First-in-human study of the CAPTIS embolic protection system during transcatheter aortic valve replacement

EuroIntervention 2023;19:e-e. DOI: 10.4244/EIJ-D-23-00465

Haim Danenberg
Haim D. Danenberg1,2, MD; Hana Vaknin-Assa2,3, MD; Rajendra Makkar4, MD; Renu Virmani5, MD; Lisa Manevich1,2, MD; Pablo Codner2,3, MD; Vivek Patel4, MD; Aloke V. Finn5, MD; Uri Landes1,2, MD; Ronen Rubinshtein1,2, MD; Alon Bar1,2, MD; Rani Barnea2,3, MD; Yoav Mezape6, MS, BSc; Eyal Teichman6, MS, BSc; Sigal Eli6; Giora Weisz6,7, MD; Ran Kornowski2,3, MD
1. Wolfson Medical Center, Holon, Israel; 2. The Faculty of Medicine, Tel Aviv University, Ramat Aviv, Tel Aviv, Israel; 3. Rabin Medical Center, Beilinson Hospital, Petah-Tikva, Israel; 4. Cedars-Sinai Medical Center, Los Angeles, CA, USA; 5. CVPath Institute, Gaithersburg, MD, USA; 6. Filterlex Medical Ltd, Caesarea, Israel; 7. NewYork-Presbyterian Hospital, Columbia University Medical Center, New York, NY, USA

Background: Stroke and other clinically significant embolic complications are well documented in the early period following transcatheter aortic valve replacement (TAVR). The CAPTIS device is an embolic protection system, designed to provide neurovascular and systemic protection by deflecting debris away from the brain’s circulation, capturing the debris and thus avoiding systemic embolisation.

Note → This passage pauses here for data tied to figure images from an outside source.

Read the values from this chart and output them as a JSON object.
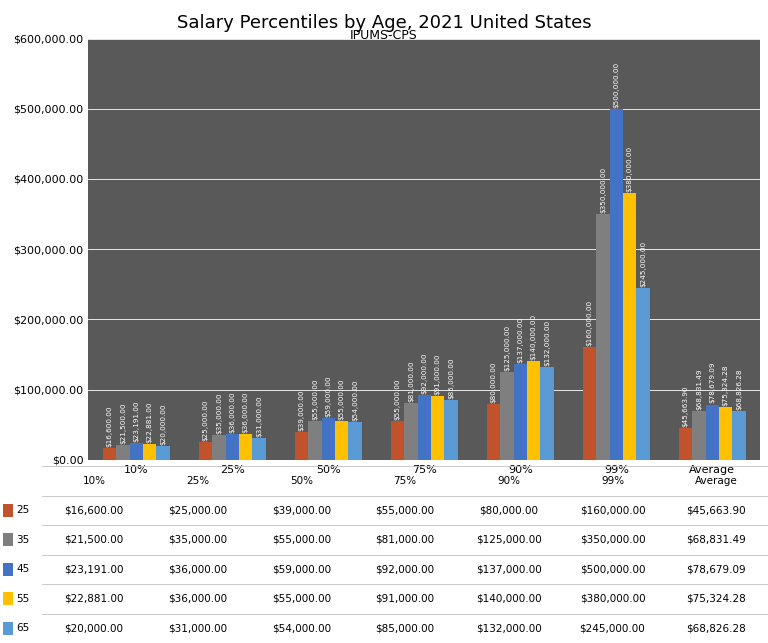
{
  "title": "Salary Percentiles by Age, 2021 United States",
  "subtitle": "IPUMS-CPS",
  "categories": [
    "10%",
    "25%",
    "50%",
    "75%",
    "90%",
    "99%",
    "Average"
  ],
  "series": [
    {
      "label": "25",
      "color": "#C0522C",
      "values": [
        16600,
        25000,
        39000,
        55000,
        80000,
        160000,
        45663.9
      ]
    },
    {
      "label": "35",
      "color": "#7F7F7F",
      "values": [
        21500,
        35000,
        55000,
        81000,
        125000,
        350000,
        68831.49
      ]
    },
    {
      "label": "45",
      "color": "#4472C4",
      "values": [
        23191,
        36000,
        59000,
        92000,
        137000,
        500000,
        78679.09
      ]
    },
    {
      "label": "55",
      "color": "#FFC000",
      "values": [
        22881,
        36000,
        55000,
        91000,
        140000,
        380000,
        75324.28
      ]
    },
    {
      "label": "65",
      "color": "#5B9BD5",
      "values": [
        20000,
        31000,
        54000,
        85000,
        132000,
        245000,
        68826.28
      ]
    }
  ],
  "ylim": [
    0,
    600000
  ],
  "yticks": [
    0,
    100000,
    200000,
    300000,
    400000,
    500000,
    600000
  ],
  "background_color": "#595959",
  "fig_background": "#FFFFFF",
  "grid_color": "#FFFFFF",
  "title_fontsize": 13,
  "subtitle_fontsize": 9,
  "bar_label_fontsize": 5.2,
  "table_fontsize": 7.5,
  "tick_fontsize": 8,
  "table_data": [
    [
      "25",
      "$16,600.00",
      "$25,000.00",
      "$39,000.00",
      "$55,000.00",
      "$80,000.00",
      "$160,000.00",
      "$45,663.90"
    ],
    [
      "35",
      "$21,500.00",
      "$35,000.00",
      "$55,000.00",
      "$81,000.00",
      "$125,000.00",
      "$350,000.00",
      "$68,831.49"
    ],
    [
      "45",
      "$23,191.00",
      "$36,000.00",
      "$59,000.00",
      "$92,000.00",
      "$137,000.00",
      "$500,000.00",
      "$78,679.09"
    ],
    [
      "55",
      "$22,881.00",
      "$36,000.00",
      "$55,000.00",
      "$91,000.00",
      "$140,000.00",
      "$380,000.00",
      "$75,324.28"
    ],
    [
      "65",
      "$20,000.00",
      "$31,000.00",
      "$54,000.00",
      "$85,000.00",
      "$132,000.00",
      "$245,000.00",
      "$68,826.28"
    ]
  ],
  "col_labels": [
    "",
    "10%",
    "25%",
    "50%",
    "75%",
    "90%",
    "99%",
    "Average"
  ]
}
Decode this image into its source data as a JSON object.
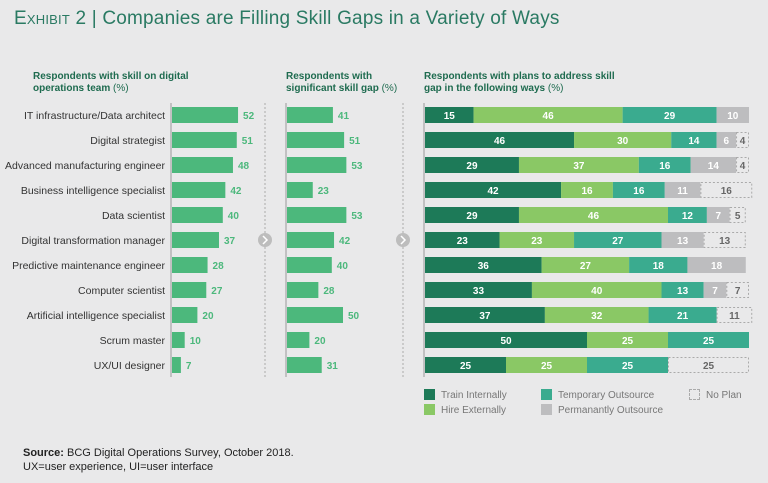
{
  "title": {
    "exhibit": "Exhibit 2",
    "separator": "|",
    "text": "Companies are Filling Skill Gaps in a Variety of Ways"
  },
  "headers": {
    "panel1": {
      "text": "Respondents with skill on digital operations team",
      "unit": "(%)"
    },
    "panel2": {
      "text": "Respondents with significant skill gap",
      "unit": "(%)"
    },
    "panel3": {
      "text": "Respondents with plans to address skill gap in the following ways",
      "unit": "(%)"
    }
  },
  "colors": {
    "bar": "#4cb87c",
    "train": "#1d7a58",
    "hire": "#8ac865",
    "temp": "#3aab8f",
    "perm": "#bdbdbf",
    "noplan_border": "#aaaaaa",
    "title": "#2a7a63",
    "arrow": "#bdbdbd"
  },
  "chart_data": [
    {
      "type": "bar",
      "orientation": "horizontal",
      "title": "Respondents with skill on digital operations team (%)",
      "categories": [
        "IT infrastructure/Data architect",
        "Digital strategist",
        "Advanced manufacturing engineer",
        "Business intelligence specialist",
        "Data scientist",
        "Digital transformation manager",
        "Predictive maintenance engineer",
        "Computer scientist",
        "Artificial intelligence specialist",
        "Scrum master",
        "UX/UI designer"
      ],
      "values": [
        52,
        51,
        48,
        42,
        40,
        37,
        28,
        27,
        20,
        10,
        7
      ]
    },
    {
      "type": "bar",
      "orientation": "horizontal",
      "title": "Respondents with significant skill gap (%)",
      "categories": [
        "IT infrastructure/Data architect",
        "Digital strategist",
        "Advanced manufacturing engineer",
        "Business intelligence specialist",
        "Data scientist",
        "Digital transformation manager",
        "Predictive maintenance engineer",
        "Computer scientist",
        "Artificial intelligence specialist",
        "Scrum master",
        "UX/UI designer"
      ],
      "values": [
        41,
        51,
        53,
        23,
        53,
        42,
        40,
        28,
        50,
        20,
        31
      ]
    },
    {
      "type": "bar",
      "orientation": "horizontal",
      "stacked": true,
      "title": "Respondents with plans to address skill gap in the following ways (%)",
      "categories": [
        "IT infrastructure/Data architect",
        "Digital strategist",
        "Advanced manufacturing engineer",
        "Business intelligence specialist",
        "Data scientist",
        "Digital transformation manager",
        "Predictive maintenance engineer",
        "Computer scientist",
        "Artificial intelligence specialist",
        "Scrum master",
        "UX/UI designer"
      ],
      "series": [
        {
          "name": "Train Internally",
          "key": "train",
          "values": [
            15,
            46,
            29,
            42,
            29,
            23,
            36,
            33,
            37,
            50,
            25
          ]
        },
        {
          "name": "Hire Externally",
          "key": "hire",
          "values": [
            46,
            30,
            37,
            16,
            46,
            23,
            27,
            40,
            32,
            25,
            25
          ]
        },
        {
          "name": "Temporary Outsource",
          "key": "temp",
          "values": [
            29,
            14,
            16,
            16,
            12,
            27,
            18,
            13,
            21,
            25,
            25
          ]
        },
        {
          "name": "Permanantly Outsource",
          "key": "perm",
          "values": [
            10,
            6,
            14,
            11,
            7,
            13,
            18,
            7,
            0,
            0,
            0
          ]
        },
        {
          "name": "No Plan",
          "key": "noplan",
          "values": [
            0,
            4,
            4,
            16,
            5,
            13,
            0,
            7,
            11,
            0,
            25
          ]
        }
      ],
      "legend": "bottom",
      "xlim": [
        0,
        100
      ]
    }
  ],
  "legend": [
    {
      "key": "train",
      "label": "Train Internally"
    },
    {
      "key": "hire",
      "label": "Hire Externally"
    },
    {
      "key": "temp",
      "label": "Temporary Outsource"
    },
    {
      "key": "perm",
      "label": "Permanantly Outsource"
    },
    {
      "key": "noplan",
      "label": "No Plan"
    }
  ],
  "source": {
    "label": "Source:",
    "text": "BCG Digital Operations Survey, October 2018.",
    "note": "UX=user experience, UI=user interface"
  }
}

Aims: We aimed to study the safety and feasibility study of the CAPTIS complete cerebral and full-body embolic protection system during TAVR.

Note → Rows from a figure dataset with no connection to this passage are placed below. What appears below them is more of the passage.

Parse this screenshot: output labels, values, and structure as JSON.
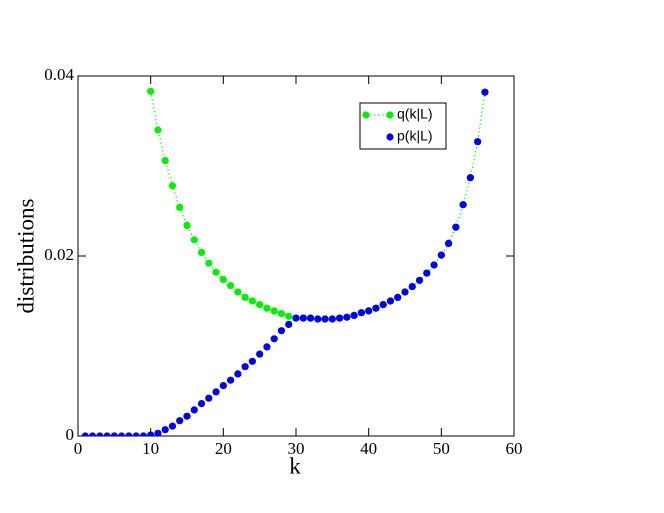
{
  "chart_data": {
    "type": "scatter",
    "x_label": "k",
    "y_label": "distributions",
    "x": [
      1,
      2,
      3,
      4,
      5,
      6,
      7,
      8,
      9,
      10,
      11,
      12,
      13,
      14,
      15,
      16,
      17,
      18,
      19,
      20,
      21,
      22,
      23,
      24,
      25,
      26,
      27,
      28,
      29,
      30,
      31,
      32,
      33,
      34,
      35,
      36,
      37,
      38,
      39,
      40,
      41,
      42,
      43,
      44,
      45,
      46,
      47,
      48,
      49,
      50,
      51,
      52,
      53,
      54,
      55,
      56
    ],
    "series": [
      {
        "name": "q(k|L)",
        "color": "#00ee00",
        "line": "dotted",
        "values": [
          null,
          null,
          null,
          null,
          null,
          null,
          null,
          null,
          null,
          0.0383,
          0.034,
          0.0306,
          0.0278,
          0.0254,
          0.0234,
          0.0218,
          0.0204,
          0.0192,
          0.0182,
          0.0174,
          0.0167,
          0.016,
          0.0154,
          0.015,
          0.0146,
          0.0142,
          0.0139,
          0.0136,
          0.0133,
          0.0131,
          0.0131,
          0.0131,
          0.013,
          0.013,
          0.013,
          0.0131,
          0.0132,
          0.0134,
          0.0137,
          0.0139,
          0.0142,
          0.0146,
          0.015,
          0.0154,
          0.016,
          0.0166,
          0.0173,
          0.0181,
          0.019,
          0.0201,
          0.0214,
          0.0232,
          0.0257,
          0.0287,
          0.0327,
          0.0382
        ]
      },
      {
        "name": "p(k|L)",
        "color": "#0000ee",
        "values": [
          0,
          0,
          0,
          0,
          0,
          0,
          0,
          0,
          0,
          0.0001,
          0.0003,
          0.0007,
          0.0011,
          0.0017,
          0.0022,
          0.0029,
          0.0036,
          0.0042,
          0.0049,
          0.0056,
          0.0062,
          0.0069,
          0.0077,
          0.0083,
          0.0091,
          0.0099,
          0.0108,
          0.0117,
          0.0124,
          0.0131,
          0.0131,
          0.0131,
          0.013,
          0.013,
          0.013,
          0.0131,
          0.0132,
          0.0134,
          0.0137,
          0.0139,
          0.0142,
          0.0146,
          0.015,
          0.0154,
          0.016,
          0.0166,
          0.0173,
          0.0181,
          0.019,
          0.0201,
          0.0214,
          0.0232,
          0.0257,
          0.0287,
          0.0327,
          0.0382
        ]
      }
    ],
    "xlim": [
      0,
      60
    ],
    "xticks": [
      0,
      10,
      20,
      30,
      40,
      50,
      60
    ],
    "ylim": [
      0,
      0.04
    ],
    "yticks": [
      0,
      0.02,
      0.04
    ],
    "legend": "upper-right"
  }
}
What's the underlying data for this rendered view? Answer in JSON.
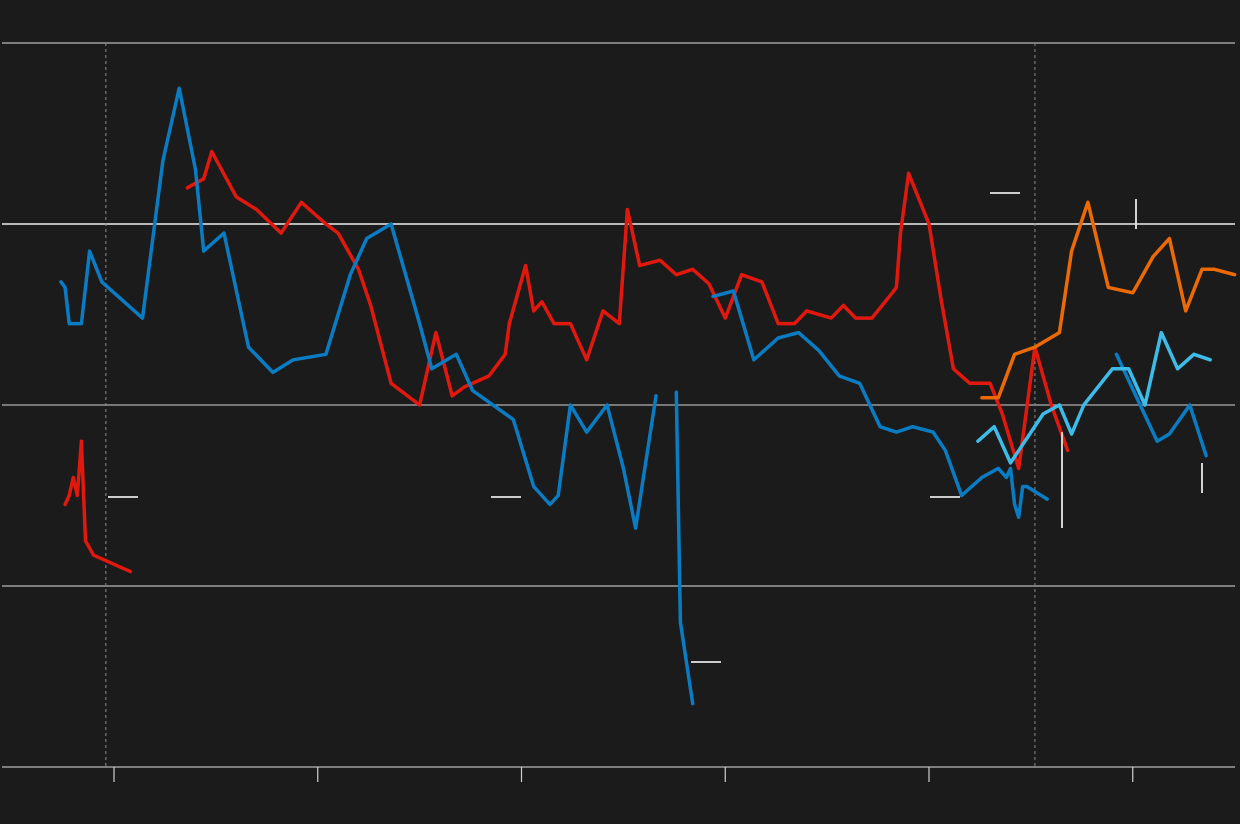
{
  "chart_data": {
    "type": "line",
    "title": "",
    "xlabel": "",
    "ylabel": "",
    "xlim": [
      1986.45,
      2017.7
    ],
    "ylim": [
      -2,
      2
    ],
    "grid": true,
    "legend": "none",
    "x_ticks": [
      1987,
      1992,
      1997,
      2002,
      2007,
      2012
    ],
    "y_gridlines": [
      -2,
      -1,
      0,
      1,
      2
    ],
    "reference_x": [
      1986.8,
      2009.6
    ],
    "series": [
      {
        "color": "#e0180e",
        "segments": [
          [
            [
              1985.8,
              -0.55
            ],
            [
              1985.9,
              -0.5
            ],
            [
              1986.0,
              -0.4
            ],
            [
              1986.1,
              -0.5
            ],
            [
              1986.2,
              -0.2
            ],
            [
              1986.3,
              -0.75
            ],
            [
              1986.5,
              -0.83
            ],
            [
              1987.4,
              -0.92
            ]
          ],
          [
            [
              1988.8,
              1.2
            ],
            [
              1989.2,
              1.25
            ],
            [
              1989.4,
              1.4
            ],
            [
              1990.0,
              1.15
            ],
            [
              1990.5,
              1.08
            ],
            [
              1991.1,
              0.95
            ],
            [
              1991.6,
              1.12
            ],
            [
              1992.2,
              1.0
            ],
            [
              1992.5,
              0.95
            ],
            [
              1993.0,
              0.75
            ],
            [
              1993.3,
              0.55
            ],
            [
              1993.8,
              0.12
            ],
            [
              1994.5,
              0.0
            ],
            [
              1994.9,
              0.4
            ],
            [
              1995.3,
              0.05
            ],
            [
              1995.6,
              0.1
            ],
            [
              1996.2,
              0.16
            ],
            [
              1996.6,
              0.28
            ],
            [
              1996.7,
              0.45
            ],
            [
              1997.1,
              0.77
            ],
            [
              1997.3,
              0.52
            ],
            [
              1997.5,
              0.57
            ],
            [
              1997.8,
              0.45
            ],
            [
              1998.2,
              0.45
            ],
            [
              1998.6,
              0.25
            ],
            [
              1999.0,
              0.52
            ],
            [
              1999.4,
              0.45
            ],
            [
              1999.6,
              1.08
            ],
            [
              1999.9,
              0.77
            ],
            [
              2000.4,
              0.8
            ],
            [
              2000.8,
              0.72
            ],
            [
              2001.2,
              0.75
            ],
            [
              2001.6,
              0.67
            ],
            [
              2002.0,
              0.48
            ],
            [
              2002.4,
              0.72
            ],
            [
              2002.9,
              0.68
            ],
            [
              2003.3,
              0.45
            ],
            [
              2003.7,
              0.45
            ],
            [
              2004.0,
              0.52
            ],
            [
              2004.6,
              0.48
            ],
            [
              2004.9,
              0.55
            ],
            [
              2005.2,
              0.48
            ],
            [
              2005.6,
              0.48
            ],
            [
              2006.1,
              0.62
            ],
            [
              2006.2,
              0.65
            ],
            [
              2006.3,
              0.95
            ],
            [
              2006.5,
              1.28
            ],
            [
              2007.0,
              1.0
            ],
            [
              2007.3,
              0.58
            ],
            [
              2007.6,
              0.2
            ],
            [
              2008.0,
              0.12
            ],
            [
              2008.5,
              0.12
            ],
            [
              2008.8,
              -0.05
            ],
            [
              2009.2,
              -0.35
            ],
            [
              2009.6,
              0.32
            ],
            [
              2010.0,
              0.0
            ],
            [
              2010.4,
              -0.25
            ]
          ]
        ]
      },
      {
        "color": "#0a7cc3",
        "segments": [
          [
            [
              1985.7,
              0.68
            ],
            [
              1985.8,
              0.65
            ],
            [
              1985.9,
              0.45
            ],
            [
              1986.2,
              0.45
            ],
            [
              1986.4,
              0.85
            ],
            [
              1986.7,
              0.68
            ],
            [
              1987.7,
              0.48
            ],
            [
              1988.2,
              1.35
            ],
            [
              1988.6,
              1.75
            ],
            [
              1989.0,
              1.3
            ],
            [
              1989.2,
              0.85
            ],
            [
              1989.7,
              0.95
            ],
            [
              1990.3,
              0.32
            ],
            [
              1990.9,
              0.18
            ],
            [
              1991.4,
              0.25
            ],
            [
              1992.2,
              0.28
            ],
            [
              1992.8,
              0.72
            ],
            [
              1993.2,
              0.92
            ],
            [
              1993.8,
              1.0
            ],
            [
              1994.5,
              0.45
            ],
            [
              1994.8,
              0.2
            ],
            [
              1995.4,
              0.28
            ],
            [
              1995.8,
              0.08
            ],
            [
              1996.8,
              -0.08
            ],
            [
              1997.3,
              -0.45
            ],
            [
              1997.7,
              -0.55
            ],
            [
              1997.9,
              -0.5
            ],
            [
              1998.2,
              0.0
            ],
            [
              1998.6,
              -0.15
            ],
            [
              1999.1,
              0.0
            ],
            [
              1999.5,
              -0.35
            ],
            [
              1999.8,
              -0.68
            ],
            [
              2000.3,
              0.05
            ]
          ],
          [
            [
              2000.8,
              0.07
            ],
            [
              2000.9,
              -1.2
            ],
            [
              2001.2,
              -1.65
            ]
          ],
          [
            [
              2001.7,
              0.6
            ],
            [
              2002.2,
              0.63
            ],
            [
              2002.7,
              0.25
            ],
            [
              2003.3,
              0.37
            ],
            [
              2003.8,
              0.4
            ],
            [
              2004.3,
              0.3
            ],
            [
              2004.8,
              0.16
            ],
            [
              2005.3,
              0.12
            ],
            [
              2005.8,
              -0.12
            ],
            [
              2006.2,
              -0.15
            ],
            [
              2006.6,
              -0.12
            ],
            [
              2007.1,
              -0.15
            ],
            [
              2007.4,
              -0.25
            ],
            [
              2007.8,
              -0.5
            ],
            [
              2008.3,
              -0.4
            ],
            [
              2008.7,
              -0.35
            ],
            [
              2008.9,
              -0.4
            ],
            [
              2009.0,
              -0.35
            ],
            [
              2009.1,
              -0.55
            ],
            [
              2009.2,
              -0.62
            ],
            [
              2009.3,
              -0.45
            ],
            [
              2009.4,
              -0.45
            ],
            [
              2009.9,
              -0.52
            ]
          ],
          [
            [
              2011.6,
              0.28
            ],
            [
              2012.6,
              -0.2
            ],
            [
              2012.9,
              -0.16
            ],
            [
              2013.4,
              0.0
            ],
            [
              2013.8,
              -0.28
            ]
          ]
        ]
      },
      {
        "color": "#ec6a06",
        "segments": [
          [
            [
              2008.3,
              0.04
            ],
            [
              2008.7,
              0.04
            ],
            [
              2009.1,
              0.28
            ],
            [
              2009.6,
              0.32
            ],
            [
              2010.2,
              0.4
            ],
            [
              2010.5,
              0.85
            ],
            [
              2010.9,
              1.12
            ],
            [
              2011.4,
              0.65
            ],
            [
              2012.0,
              0.62
            ],
            [
              2012.5,
              0.82
            ],
            [
              2012.9,
              0.92
            ],
            [
              2013.3,
              0.52
            ],
            [
              2013.7,
              0.75
            ],
            [
              2014.0,
              0.75
            ],
            [
              2014.5,
              0.72
            ]
          ]
        ]
      },
      {
        "color": "#3dbcea",
        "segments": [
          [
            [
              2008.2,
              -0.2
            ],
            [
              2008.6,
              -0.12
            ],
            [
              2009.0,
              -0.32
            ],
            [
              2009.8,
              -0.05
            ],
            [
              2010.2,
              0.0
            ],
            [
              2010.5,
              -0.16
            ],
            [
              2010.8,
              0.0
            ],
            [
              2011.5,
              0.2
            ],
            [
              2011.9,
              0.2
            ],
            [
              2012.3,
              0.0
            ],
            [
              2012.7,
              0.4
            ],
            [
              2013.1,
              0.2
            ],
            [
              2013.5,
              0.28
            ],
            [
              2013.9,
              0.25
            ]
          ]
        ]
      }
    ]
  }
}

Methods: A first-in-human study investigated the safety, feasibility and debris capturing ability of CAPTIS during TAVR. Patients were followed for 30 days. The primary endpoints were device safety and cerebrovascular events at 72 hours.

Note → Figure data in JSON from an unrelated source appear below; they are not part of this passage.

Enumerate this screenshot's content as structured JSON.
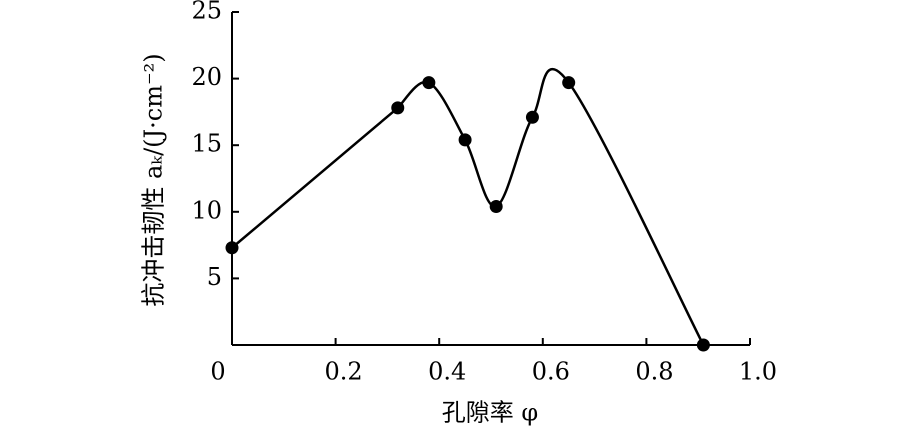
{
  "chart_data": {
    "type": "line",
    "x_label": "孔隙率 φ",
    "y_label": "抗冲击韧性 aₖ/(J·cm⁻²)",
    "x": [
      0,
      0.32,
      0.38,
      0.45,
      0.51,
      0.58,
      0.65,
      0.91
    ],
    "series": [
      {
        "name": "ak",
        "color": "#000000",
        "values": [
          7.3,
          17.8,
          19.7,
          15.4,
          10.4,
          17.1,
          19.7,
          0
        ]
      }
    ],
    "xlim": [
      0,
      1
    ],
    "xticks": [
      0,
      0.2,
      0.4,
      0.6,
      0.8,
      {
        "value": 1,
        "label": "1.0"
      }
    ],
    "ylim": [
      0,
      25
    ],
    "yticks": [
      5,
      10,
      15,
      20,
      25
    ],
    "smooth": true,
    "grid": false
  }
}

Results: Twenty patients underwent TAVR using balloon-expandable or self-expanding valve systems. CAPTIS was successfully delivered, positioned, deployed, and retrieved in all cases, and TAVR was successfully completed without device-related complications. No cerebrovascular events were observed. High numbers of debris particles were captured in all patients.

Conclusions: The use of the CAPTIS full-body embolic protection system during TAVR was safe, and it captured a substantial number of debris particles. No patient suffered from a cerebrovascular event. A randomised clinical trial is warranted to prove its efficacy.